Arrogate couldn't Accelerate fast enough for San Diego Handicap at Del Mar
July 25, 2017 3:00 AM
by Steve Davidowitz
By now, the vast majority of racing fans know the amazingly talented Arrogate was soundly and unexpectedly defeated at 1-9 odds in the $300K San Diego Handicap at Del Mar on Saturday.
You also probably know Hall of Fame trainer Bob Baffert and Hall of Fame jockey Mike Smith had no explanations for the 4-year-old colt’s poor fourth place finish. The best they could come up with is Arrogate was “flat,” in that he showed no spark during the 1-1/16 mile race.
On Sunday, Baffert said “nothing seems physically wrong with the horse. He looks and acts just fine.” Searching for answers, Baffert was quick to blame himself for Arrogate’s poor effort: “Maybe I just didn’t train him hard enough to be ready (for the race).”
Looking ahead, should Arrogate remain healthy, Baffert expects to point the world’s leading money winning racehorse for the $1 million Pacific Classic on Aug. 19. “He will move forward with this race behind him,” Baffert promised.
Meanwhile, somewhat lost in this dramatic upset was this hidden fact: Accelerate, upset winner of the San Diego, actually had beaten Arrogate once before!
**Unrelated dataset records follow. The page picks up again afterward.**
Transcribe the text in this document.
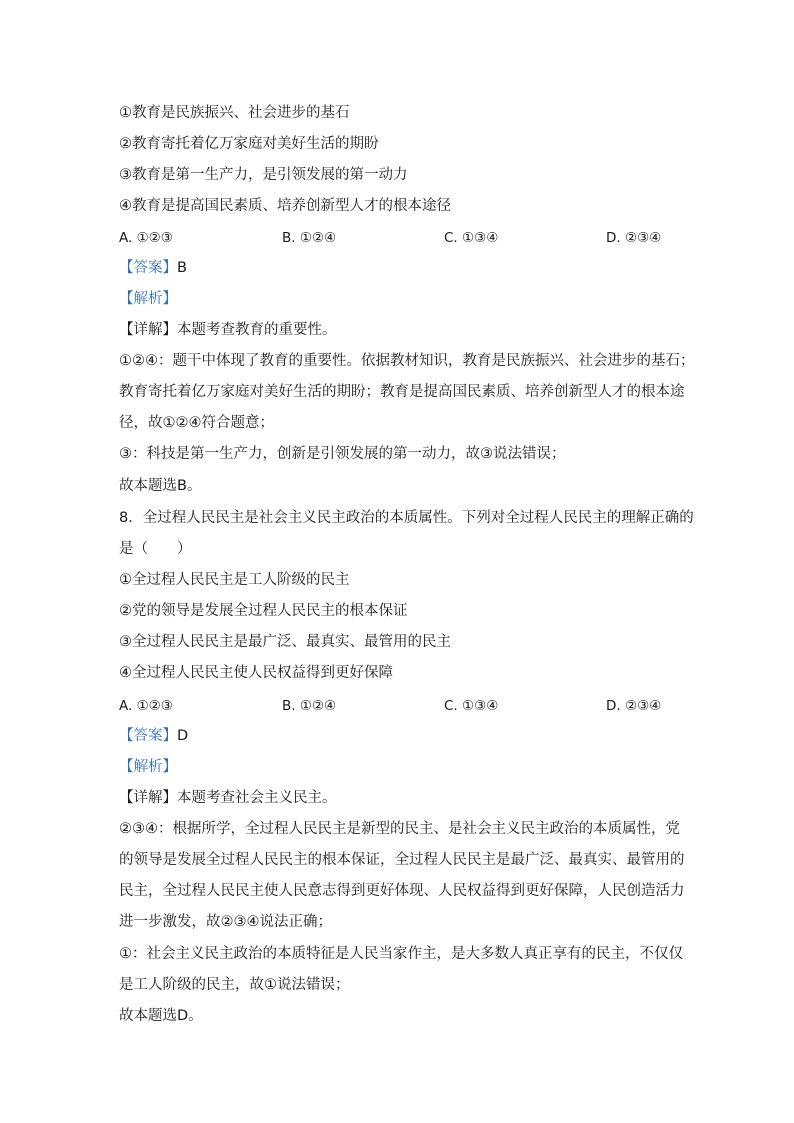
①教育是民族振兴、社会进步的基石
②教育寄托着亿万家庭对美好生活的期盼
③教育是第一生产力，是引领发展的第一动力
④教育是提高国民素质、培养创新型人才的根本途径
A. ①②③	B. ①②④	C. ①③④	D. ②③④
【答案】B
【解析】
【详解】本题考查教育的重要性。
①②④：题干中体现了教育的重要性。依据教材知识，教育是民族振兴、社会进步的基石；
教育寄托着亿万家庭对美好生活的期盼；教育是提高国民素质、培养创新型人才的根本途
径，故①②④符合题意；
③：科技是第一生产力，创新是引领发展的第一动力，故③说法错误；
故本题选B。
8．全过程人民民主是社会主义民主政治的本质属性。下列对全过程人民民主的理解正确的
是（　　）
①全过程人民民主是工人阶级的民主
②党的领导是发展全过程人民民主的根本保证
③全过程人民民主是最广泛、最真实、最管用的民主
④全过程人民民主使人民权益得到更好保障
A. ①②③	B. ①②④	C. ①③④	D. ②③④
【答案】D
【解析】
【详解】本题考查社会主义民主。
②③④：根据所学，全过程人民民主是新型的民主、是社会主义民主政治的本质属性，党
的领导是发展全过程人民民主的根本保证，全过程人民民主是最广泛、最真实、最管用的
民主，全过程人民民主使人民意志得到更好体现、人民权益得到更好保障，人民创造活力
进一步激发，故②③④说法正确；
①：社会主义民主政治的本质特征是人民当家作主，是大多数人真正享有的民主，不仅仅
是工人阶级的民主，故①说法错误；
故本题选D。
That was when Accelerate finished second and Arrogate third in Arrogate’s career debut at Los Alamitos, 15 months ago.
Accelerate also is a better horse than many fans probably realize. After all, he’s now earned more than $580K while winning four of 12 starts, with three seconds and four thirds. Even so, trainer John Sadler seems unlikely to match Accelerate against Arrogate in the aforementioned Pacific Classic, given Sadler’s 4-year-old colt is not naturally suited to that race’s 1-1/4 mile distance. Instead, he probably will train and race him toward the $2 million Breeders’ Cup Mile, Nov. 4. Last year, Accelerate finished third in that BC event; this year it will be run at Del Mar where Accelerate is now three for three.
Beyond the disappointments Baffert and Smith (along with thousands of bettors) endured in the San Diego, the next day the two Hall of Famers combined to win a dramatic renewal of the $300K Coaching Club American Oaks at Saratoga, 3,000 miles away. The winning filly was five time G-1 winner Abel Tasman.
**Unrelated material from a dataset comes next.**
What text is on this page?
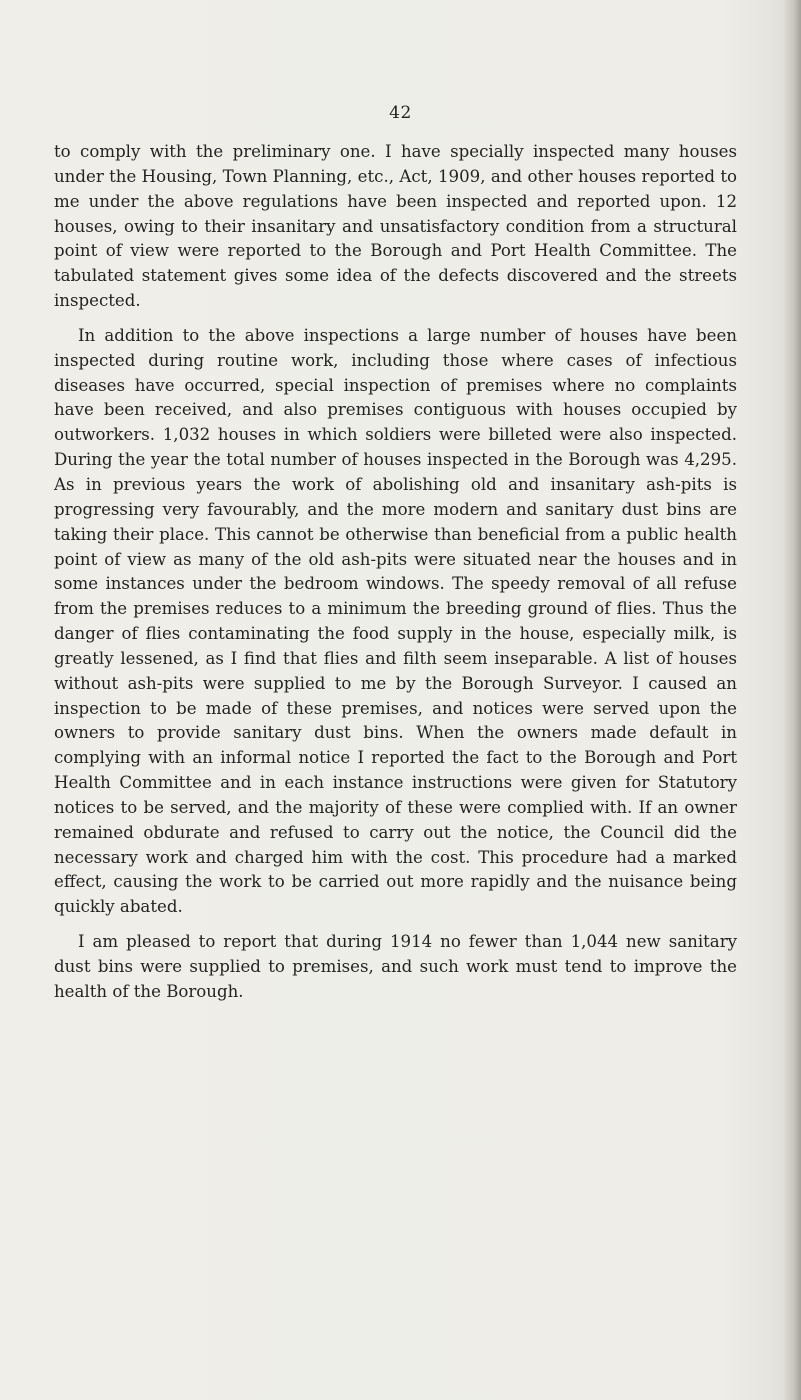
42

to comply with the preliminary one. I have specially inspected many houses under the Housing, Town Planning, etc., Act, 1909, and other houses reported to me under the above regulations have been inspected and reported upon. 12 houses, owing to their insanitary and unsatisfactory condition from a structural point of view were reported to the Borough and Port Health Committee. The tabulated statement gives some idea of the defects discovered and the streets inspected.

In addition to the above inspections a large number of houses have been inspected during routine work, including those where cases of infectious diseases have occurred, special inspection of premises where no complaints have been received, and also premises contiguous with houses occupied by outworkers. 1,032 houses in which soldiers were billeted were also inspected. During the year the total number of houses inspected in the Borough was 4,295. As in previous years the work of abolishing old and insanitary ash-pits is progressing very favourably, and the more modern and sanitary dust bins are taking their place. This cannot be otherwise than beneficial from a public health point of view as many of the old ash-pits were situated near the houses and in some instances under the bedroom windows. The speedy removal of all refuse from the premises reduces to a minimum the breeding ground of flies. Thus the danger of flies contaminating the food supply in the house, especially milk, is greatly lessened, as I find that flies and filth seem inseparable. A list of houses without ash-pits were supplied to me by the Borough Surveyor. I caused an inspection to be made of these premises, and notices were served upon the owners to provide sanitary dust bins. When the owners made default in complying with an informal notice I reported the fact to the Borough and Port Health Committee and in each instance instructions were given for Statutory notices to be served, and the majority of these were complied with. If an owner remained obdurate and refused to carry out the notice, the Council did the necessary work and charged him with the cost. This procedure had a marked effect, causing the work to be carried out more rapidly and the nuisance being quickly abated.

I am pleased to report that during 1914 no fewer than 1,044 new sanitary dust bins were supplied to premises, and such work must tend to improve the health of the Borough.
Going 1-1/8 miles on Saratoga’s main dirt track, Smith used all his acute sense of timing to launch a strong early rally to go from sixth to first on the backstretch because, as he put it, “the pace was too slow just to lay back there.”
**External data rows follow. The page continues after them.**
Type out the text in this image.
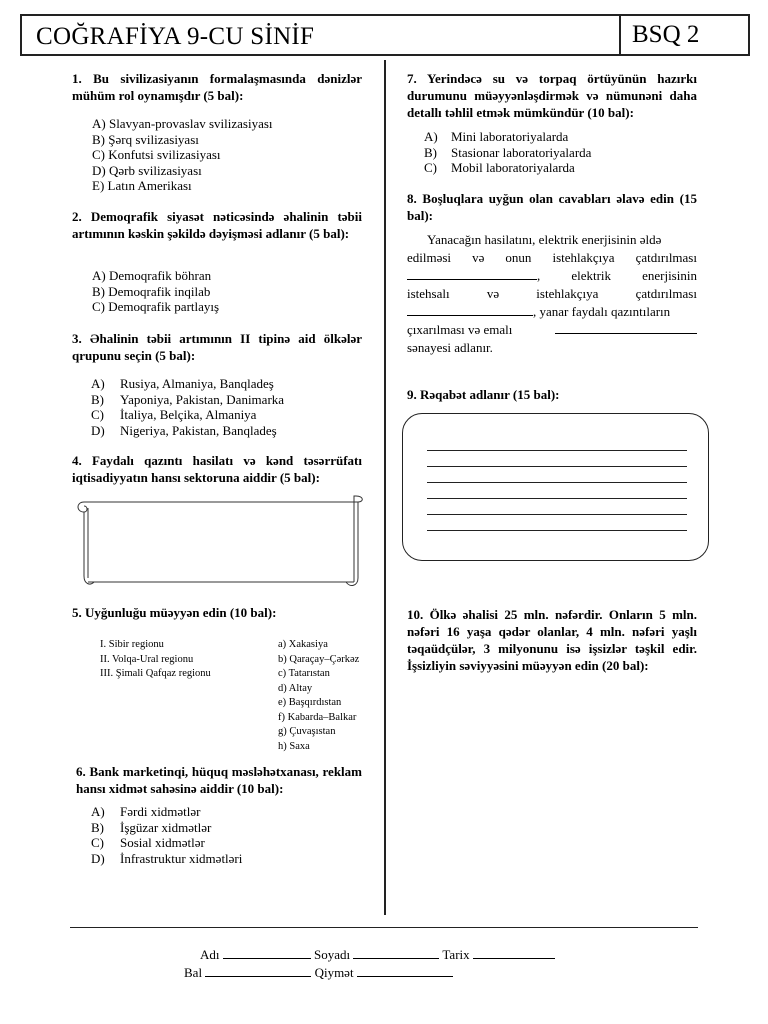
COĞRAFİYA 9-CU SİNİF	BSQ 2
1. Bu sivilizasiyanın formalaşmasında dənizlər mühüm rol oynamışdır (5 bal):
A) Slavyan-provaslav svilizasiyası
B) Şərq svilizasiyası
C) Konfutsi svilizasiyası
D) Qərb svilizasiyası
E) Latın Amerikası
2. Demoqrafik siyasət nəticəsində əhalinin təbii artımının kəskin şəkildə dəyişməsi adlanır (5 bal):
A) Demoqrafik böhran
B) Demoqrafik inqilab
C) Demoqrafik partlayış
3. Əhalinin təbii artımının II tipinə aid ölkələr qrupunu seçin (5 bal):
A) Rusiya, Almaniya, Banqladeş
B) Yaponiya, Pakistan, Danimarka
C) İtaliya, Belçika, Almaniya
D) Nigeriya, Pakistan, Banqladeş
4. Faydalı qazıntı hasilatı və kənd təsərrüfatı iqtisadiyyatın hansı sektoruna aiddir (5 bal):
5. Uyğunluğu müəyyən edin (10 bal):
I. Sibir regionu
II. Volqa-Ural regionu
III. Şimali Qafqaz regionu
a) Xakasiya
b) Qaraçay–Çərkəz
c) Tatarıstan
d) Altay
e) Başqırdıstan
f) Kabarda–Balkar
g) Çuvaşıstan
h) Saxa
6. Bank marketinqi, hüquq məsləhətxanası, reklam hansı xidmət sahəsinə aiddir (10 bal):
A) Fərdi xidmətlər
B) İşgüzar xidmətlər
C) Sosial xidmətlər
D) İnfrastruktur xidmətləri
7. Yerindəcə su və torpaq örtüyünün hazırkı durumunu müəyyənləşdirmək və nümunəni daha detallı təhlil etmək mümkündür (10 bal):
A) Mini laboratoriyalarda
B) Stasionar laboratoriyalarda
C) Mobil laboratoriyalarda
8. Boşluqlara uyğun olan cavabları əlavə edin (15 bal):
Yanacağın hasilatını, elektrik enerjisinin əldə
edilməsi və onun istehlakçıya çatdırılması
, elektrik enerjisinin
istehsalı	və	istehlakçıya	çatdırılması
, yanar faydalı qazıntıların
çıxarılması və emalı
sənayesi adlanır.
9. Rəqabət adlanır (15 bal):
10. Ölkə əhalisi 25 mln. nəfərdir. Onların 5 mln. nəfəri 16 yaşa qədər olanlar, 4 mln. nəfəri yaşlı təqaüdçülər, 3 milyonunu isə işsizlər təşkil edir. İşsizliyin səviyyəsini müəyyən edin (20 bal):
Adı	Soyadı	Tarix
Bal	Qiymət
Then as Abel Tasman was facing a stiff, stretch-long challenge from Elate – an improving Billy Mott trained filly – Smith moved his mount sharply inward, pinning rival jockey Jose Ortiz inches away from the rail, which helped the Baffert-trained filly eke out a narrow victory to survive a stewards’ inquiry.
Beyond all of that, here were some important trends I noticed while handicapping races at both tracks during the first several days of their respective 2017 meets.
As expected, top trainers Chad Brown and Todd Pletcher have shipped plenty fit and ready horses to SAR. The same seems true for Linda Rice, Kiaran McLaughlin, George Weaver and the relatively unknown Horacio DePaz. All sent out live contenders ready to fire, some at good odds.
Veteran jockeys John Velazquez, Irad Ortiz Jr. and his brother Jose Ortiz are continuing the success they have enjoyed in their respective careers; while relatively unheralded Ricardo Santana Jr. seems a jockey to watch for his penchant to put over longshots, especially in route races on dirt or turf.
At Del Mar
Trainers Peter Miller, Simon Callaghan, Vladmir Cerin, Richard Baltas and William Morey have shipped into Del Mar with several fit horses as did Peter Eurton, who won three races on the Sunday card and saddled several others to run well during the first five days.
As expected, jockeys Rafael Bejarano and Keith Desormeaux have started off well at DMR; but, the real eye-openers were the fine performances turned in by apprentice Evin Roman and the improving Flavien Pratt. Roman seems far more versatile than one might expect, given his relative inexperience, and Pratt has performed as if he is going to be one of the top turf riders on the SoCal circuit.
As for significant running style trends: Saratoga’s main dirt racing surface had a distinct inside speed bias on its Friday opening day card; but the trend was muted a bit through the weekend. Del Mar – with its improved banking on its turns – has made it easier for horses to rally a bit wider than last year. Meanwhile, experienced turf performers seem to hold advantages on both SAR and DMR’s turf courses, regardless of distance.
The $1 million Haskell Invitational is at Monmouth Park next Sunday, while DMR will host six stakes this week worth a combined $1.15 million and SAR will run 10 stakes worth a combined $2.25 million, including Saturday’s $600K Jim Dandy, in which Pletcher’s Kentucky Derby winner Always Dreaming is likely to meet Brown’s Preakness winner, Cloud Computing.